Semantic Web technologies
DataSpace would incorporate “reasoning systems” that would “understand” disparate data in a way that now requires human intervention. Often called Semantic Web technologies, such linked-data systems would collect unstructured data, interpret data that is structured but not interpreted, and interpret what the data means.
How would such Semantic Web technologies be used to study climate change? Madnick provides an example. “Microbes are the most abundant and widely distributed organisms on Earth. They account for half of the world’s biomass and have been integral to life on Earth for more than 3.5 billion years. Marine microbes affect climate and climate affects them. In fact, they remove so much carbon dioxide from the atmosphere that some scientists see them as a potential solution to global warming. Yet many of the feedbacks between marine biogeochemistry and climate are only poorly understood. The next major step in the field involves incorporating the information from environmental genomics, targeted process studies, and the systems observing the oceans into numerical models. That would help to predict the ocean’s response to environmental perturbations, including climate change.”
Madnick believes such integration of disparate data, including genetics, populations, and ecosystems, is the next great challenge of climatology, and that Semantic Web technologies will be needed to meet the challenge.
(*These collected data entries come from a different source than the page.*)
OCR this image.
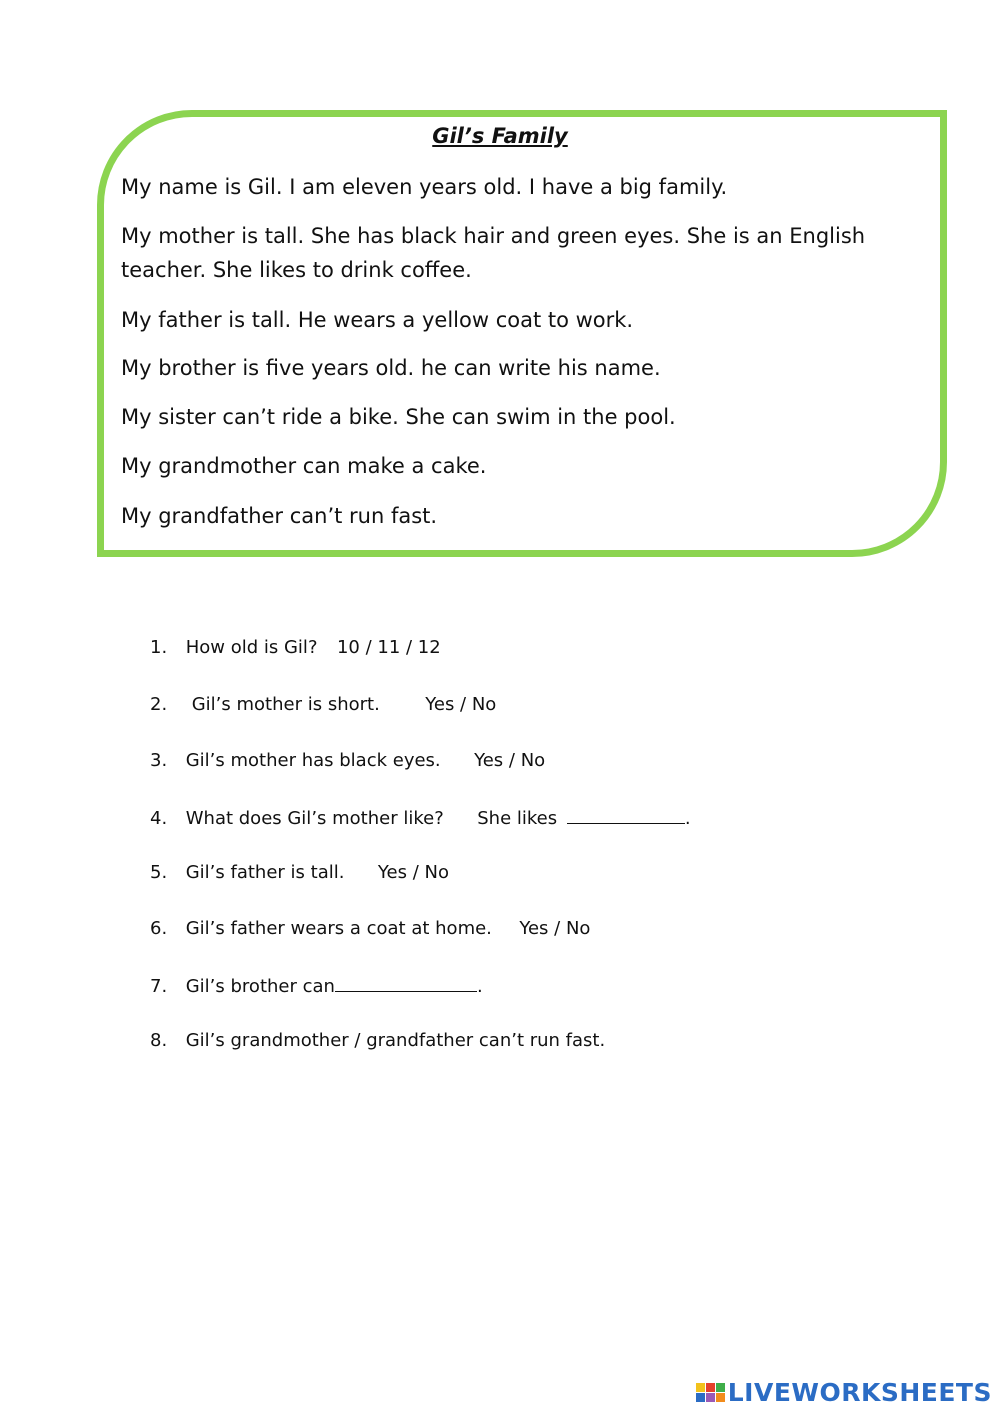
Gil’s Family
My name is Gil. I am eleven years old. I have a big family.
My mother is tall. She has black hair and green eyes. She is an English
teacher. She likes to drink coffee.
My father is tall. He wears a yellow coat to work.
My brother is five years old. he can write his name.
My sister can’t ride a bike. She can swim in the pool.
My grandmother can make a cake.
My grandfather can’t run fast.
1. How old is Gil? 10 / 11 / 12
2. Gil’s mother is short.	Yes / No
3. Gil’s mother has black eyes. Yes / No
4. What does Gil’s mother like? She likes	.
5. Gil’s father is tall. Yes / No
6. Gil’s father wears a coat at home. Yes / No
7. Gil’s brother can	.
8. Gil’s grandmother / grandfather can’t run fast.
LIVEWORKSHEETS
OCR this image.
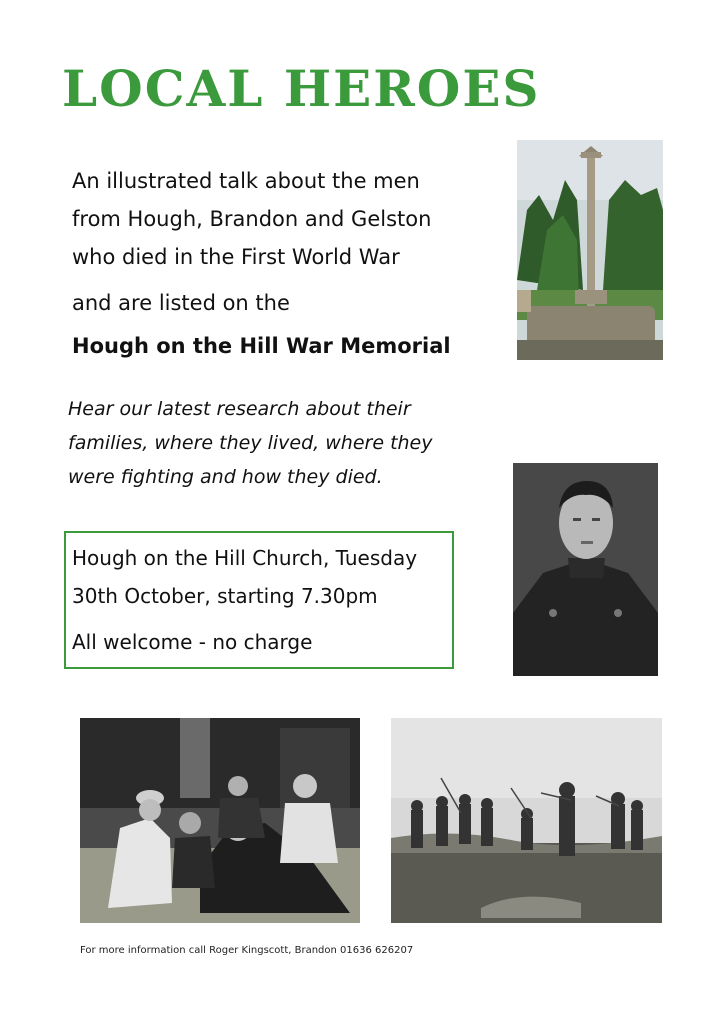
LOCAL HEROES
An illustrated talk about the men
from Hough, Brandon and Gelston
who died in the First World War
and are listed on the
Hough on the Hill War Memorial
Hear our latest research about their
families, where they lived, where they
were fighting and how they died.
Hough on the Hill Church, Tuesday
30th October, starting 7.30pm
All welcome - no charge
For more information call Roger Kingscott, Brandon 01636 626207
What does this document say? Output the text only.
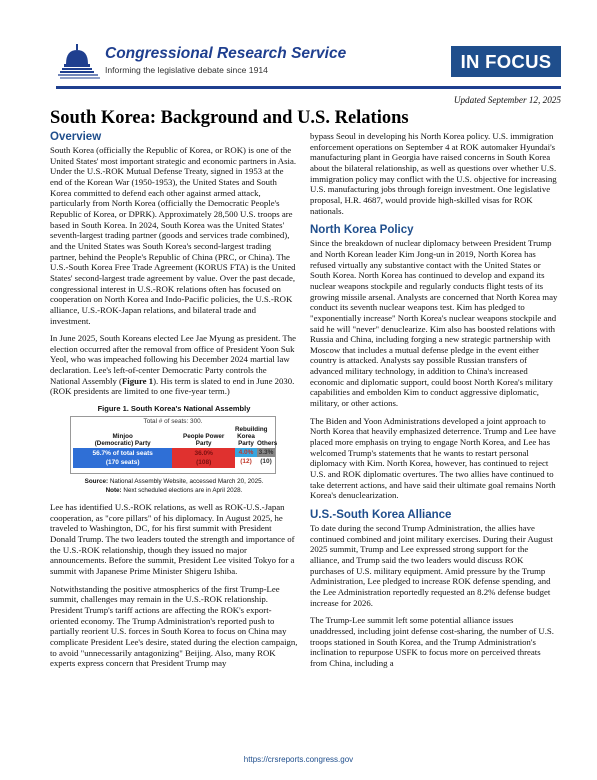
Congressional Research Service
Informing the legislative debate since 1914	IN FOCUS
Updated September 12, 2025
South Korea: Background and U.S. Relations
Overview

South Korea (officially the Republic of Korea, or ROK) is one of the United States' most important strategic and economic partners in Asia. Under the U.S.-ROK Mutual Defense Treaty, signed in 1953 at the end of the Korean War (1950-1953), the United States and South Korea committed to defend each other against armed attack, particularly from North Korea (officially the Democratic People's Republic of Korea, or DPRK). Approximately 28,500 U.S. troops are based in South Korea. In 2024, South Korea was the United States' seventh-largest trading partner (goods and services trade combined), and the United States was South Korea's second-largest trading partner, behind the People's Republic of China (PRC, or China). The U.S.-South Korea Free Trade Agreement (KORUS FTA) is the United States' second-largest trade agreement by value. Over the past decade, congressional interest in U.S.-ROK relations often has focused on cooperation on North Korea and Indo-Pacific policies, the U.S.-ROK alliance, U.S.-ROK-Japan relations, and bilateral trade and investment.

In June 2025, South Koreans elected Lee Jae Myung as president. The election occurred after the removal from office of President Yoon Suk Yeol, who was impeached following his December 2024 martial law declaration. Lee's left-of-center Democratic Party controls the National Assembly (Figure 1). His term is slated to end in June 2030. (ROK presidents are limited to one five-year term.)

Figure 1. South Korea's National Assembly
Total # of seats: 300.
Minjoo
(Democratic) Party
56.7% of total seats
(170 seats)
People Power
Party
36.0%
(108)
Rebuilding
Korea
Party
4.0%
(12)
Others
3.3%
(10)
Source: National Assembly Website, accessed March 20, 2025.
Note: Next scheduled elections are in April 2028.

Lee has identified U.S.-ROK relations, as well as ROK-U.S.-Japan cooperation, as "core pillars" of his diplomacy. In August 2025, he traveled to Washington, DC, for his first summit with President Donald Trump. The two leaders touted the strength and importance of the U.S.-ROK relationship, though they issued no major announcements. Before the summit, President Lee visited Tokyo for a summit with Japanese Prime Minister Shigeru Ishiba.

Notwithstanding the positive atmospherics of the first Trump-Lee summit, challenges may remain in the U.S.-ROK relationship. President Trump's tariff actions are affecting the ROK's export-oriented economy. The Trump Administration's reported push to partially reorient U.S. forces in South Korea to focus on China may complicate President Lee's desire, stated during the election campaign, to avoid "unnecessarily antagonizing" Beijing. Also, many ROK experts express concern that President Trump may

bypass Seoul in developing his North Korea policy. U.S. immigration enforcement operations on September 4 at ROK automaker Hyundai's manufacturing plant in Georgia have raised concerns in South Korea about the bilateral relationship, as well as questions over whether U.S. immigration policy may conflict with the U.S. objective for increasing U.S. manufacturing jobs through foreign investment. One legislative proposal, H.R. 4687, would provide high-skilled visas for ROK nationals.

North Korea Policy

Since the breakdown of nuclear diplomacy between President Trump and North Korean leader Kim Jong-un in 2019, North Korea has refused virtually any substantive contact with the United States or South Korea. North Korea has continued to develop and expand its nuclear weapons stockpile and regularly conducts flight tests of its growing missile arsenal. Analysts are concerned that North Korea may conduct its seventh nuclear weapons test. Kim has pledged to "exponentially increase" North Korea's nuclear weapons stockpile and said he will "never" denuclearize. Kim also has boosted relations with Russia and China, including forging a new strategic partnership with Moscow that includes a mutual defense pledge in the event either country is attacked. Analysts say possible Russian transfers of advanced military technology, in addition to China's increased economic and diplomatic support, could boost North Korea's military capabilities and embolden Kim to conduct aggressive diplomatic, military, or other actions.

The Biden and Yoon Administrations developed a joint approach to North Korea that heavily emphasized deterrence. Trump and Lee have placed more emphasis on trying to engage North Korea, and Lee has welcomed Trump's statements that he wants to restart personal diplomacy with Kim. North Korea, however, has continued to reject U.S. and ROK diplomatic overtures. The two allies have continued to take deterrent actions, and have said their ultimate goal remains North Korea's denuclearization.

U.S.-South Korea Alliance

To date during the second Trump Administration, the allies have continued combined and joint military exercises. During their August 2025 summit, Trump and Lee expressed strong support for the alliance, and Trump said the two leaders would discuss ROK purchases of U.S. military equipment. Amid pressure by the Trump Administration, Lee pledged to increase ROK defense spending, and the Lee Administration reportedly requested an 8.2% defense budget increase for 2026.

The Trump-Lee summit left some potential alliance issues unaddressed, including joint defense cost-sharing, the number of U.S. troops stationed in South Korea, and the Trump Administration's inclination to repurpose USFK to focus more on perceived threats from China, including a

https://crsreports.congress.gov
A Wikipedia for climate change?
Another approach being developed at MIT is the Climate Collaboratorium, part of MIT’s Center for Collective Intelligence. MIT Sloan School Professor Thomas Malone describes the Climate Collaboratorium, still in its formative stage, as “radically open computer modeling to bring the spirit of systems like Wikipedia and Linux to global climate change.” His hope is that thousands of people around the world—from scientists, to business people, to interested laypeople—will take part via the Web to discuss proposed solutions in an organized and moderated way and to vote on proposed solutions.
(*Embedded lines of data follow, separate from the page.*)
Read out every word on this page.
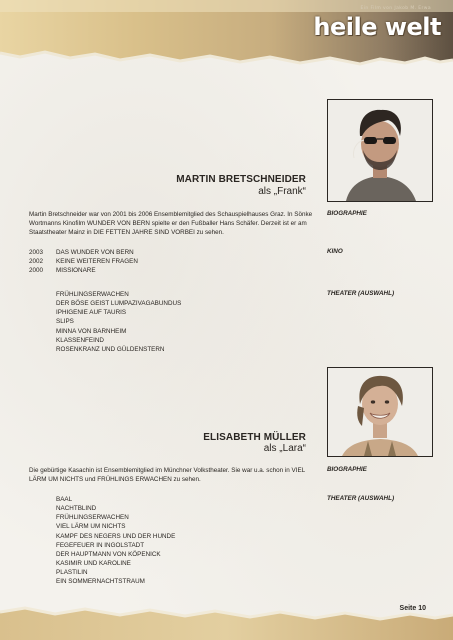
Ein Film von Jakob M. Erwa
heile welt
MARTIN BRETSCHNEIDER
als „Frank“
Martin Bretschneider war von 2001 bis 2006 Ensemblemitglied des Schauspielhauses Graz. In Sönke Wortmanns Kinofilm WUNDER VON BERN spielte er den Fußballer Hans Schäfer. Derzeit ist er am Staatstheater Mainz in DIE FETTEN JAHRE SIND VORBEI zu sehen.
BIOGRAPHIE
2003 DAS WUNDER VON BERN
2002 KEINE WEITEREN FRAGEN
2000 MISSIONARE
KINO
FRÜHLINGSERWACHEN
DER BÖSE GEIST LUMPAZIVAGABUNDUS
IPHIGENIE AUF TAURIS
SLIPS
MINNA VON BARNHEIM
KLASSENFEIND
ROSENKRANZ UND GÜLDENSTERN
THEATER (AUSWAHL)
ELISABETH MÜLLER
als „Lara“
Die gebürtige Kasachin ist Ensemblemitglied im Münchner Volkstheater. Sie war u.a. schon in VIEL LÄRM UM NICHTS und FRÜHLINGS ERWACHEN zu sehen.
BIOGRAPHIE
BAAL
NACHTBLIND
FRÜHLINGSERWACHEN
VIEL LÄRM UM NICHTS
KAMPF DES NEGERS UND DER HUNDE
FEGEFEUER IN INGOLSTADT
DER HAUPTMANN VON KÖPENICK
KASIMIR UND KAROLINE
PLASTILIN
EIN SOMMERNACHTSTRAUM
THEATER (AUSWAHL)
Seite 10
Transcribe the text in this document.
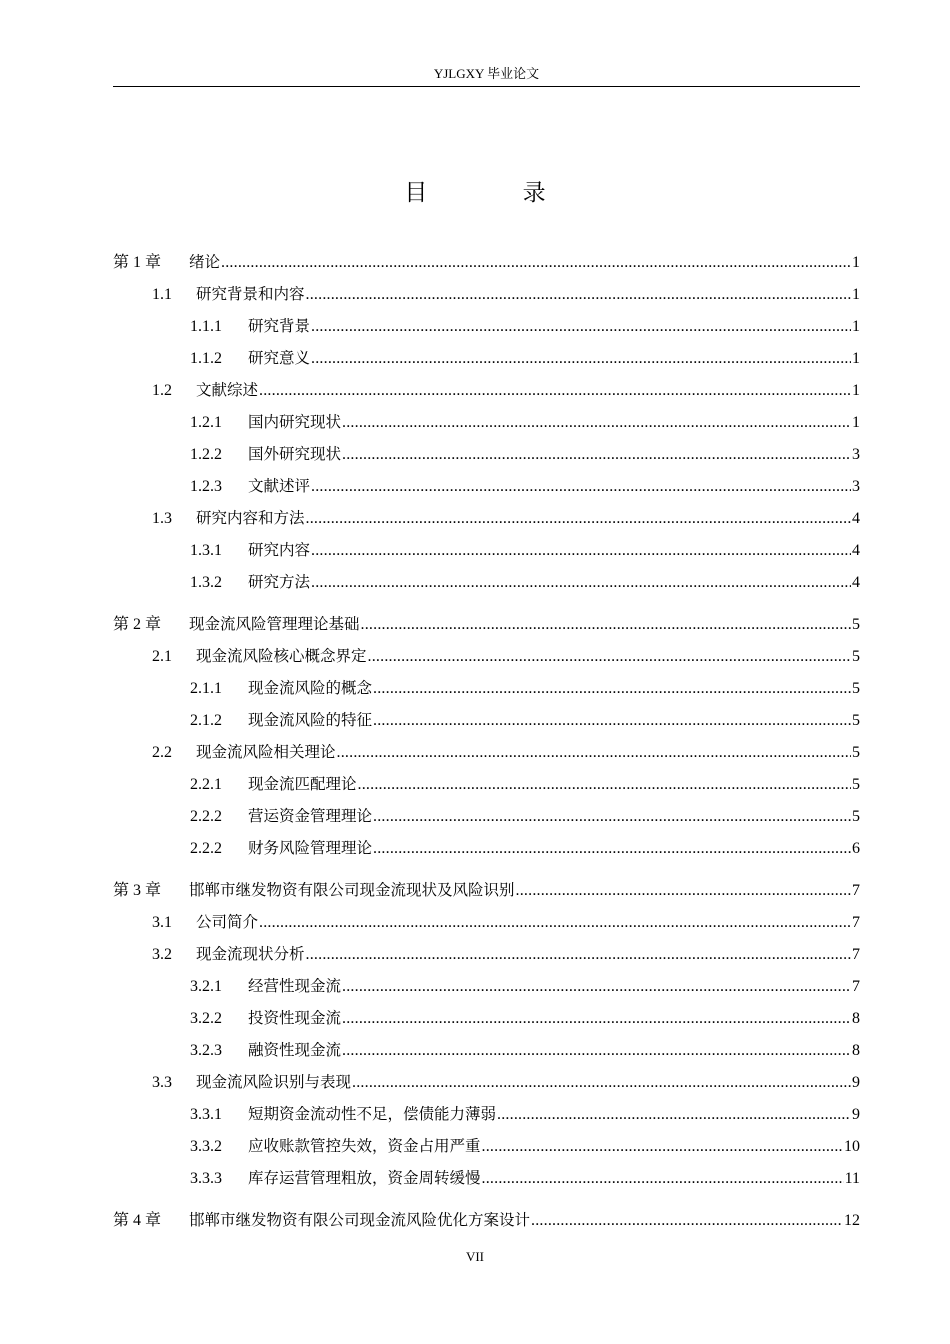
YJLGXY 毕业论文
目 录
第 1 章	绪论 .....	1
1.1	研究背景和内容 .....	1
1.1.1	研究背景 .....	1
1.1.2	研究意义 .....	1
1.2	文献综述 .....	1
1.2.1	国内研究现状 .....	1
1.2.2	国外研究现状 .....	3
1.2.3	文献述评 .....	3
1.3	研究内容和方法 .....	4
1.3.1	研究内容 .....	4
1.3.2	研究方法 .....	4
第 2 章	现金流风险管理理论基础 .....	5
2.1	现金流风险核心概念界定 .....	5
2.1.1	现金流风险的概念 .....	5
2.1.2	现金流风险的特征 .....	5
2.2	现金流风险相关理论 .....	5
2.2.1	现金流匹配理论 .....	5
2.2.2	营运资金管理理论 .....	5
2.2.2	财务风险管理理论 .....	6
第 3 章	邯郸市继发物资有限公司现金流现状及风险识别 .....	7
3.1	公司简介 .....	7
3.2	现金流现状分析 .....	7
3.2.1	经营性现金流 .....	7
3.2.2	投资性现金流 .....	8
3.2.3	融资性现金流 .....	8
3.3	现金流风险识别与表现 .....	9
3.3.1	短期资金流动性不足，偿债能力薄弱 .....	9
3.3.2	应收账款管控失效，资金占用严重 .....	10
3.3.3	库存运营管理粗放，资金周转缓慢 .....	11
第 4 章	邯郸市继发物资有限公司现金流风险优化方案设计 .....	12
VII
Malone has written, “The spectacular emergence of the Internet and associated information technology has enabled unprecedented opportunities for such interactions. To date, however, these interactions have been incoherent and dispersed, contributions vary widely in quality, and there has been no clear way to converge on well-supported decisions concerning what actions—both grand and ground-level—humanity should take to solve its most pressing problem.” Malone says the Collaboratorium will not endorse positions, but be “an honest broker of the discussion.”
Asked what the biggest challenges are facing climate change scientists, NOAA’s Tom Peterson answers, “Communication. Too much is written by scientists for scientists, so it is often too dense for laypeople to understand. It’s rare for a scientist to take time out of trying to make progress on scientific questions to rigorously disprove some of the widely propagated errors about climate change.”
Still, what is truly remarkable about how the study of climate has changed over the past 20 years is the way the Web has given scientists from around the world, in disparate areas of research, a new way to collaborate. Thanks to the Web, many millions of people not only within but also beyond the scientific community now have access to an enormous tapestry of information. And new technologies like the Semantic Web will undoubtedly enrich that tapestry.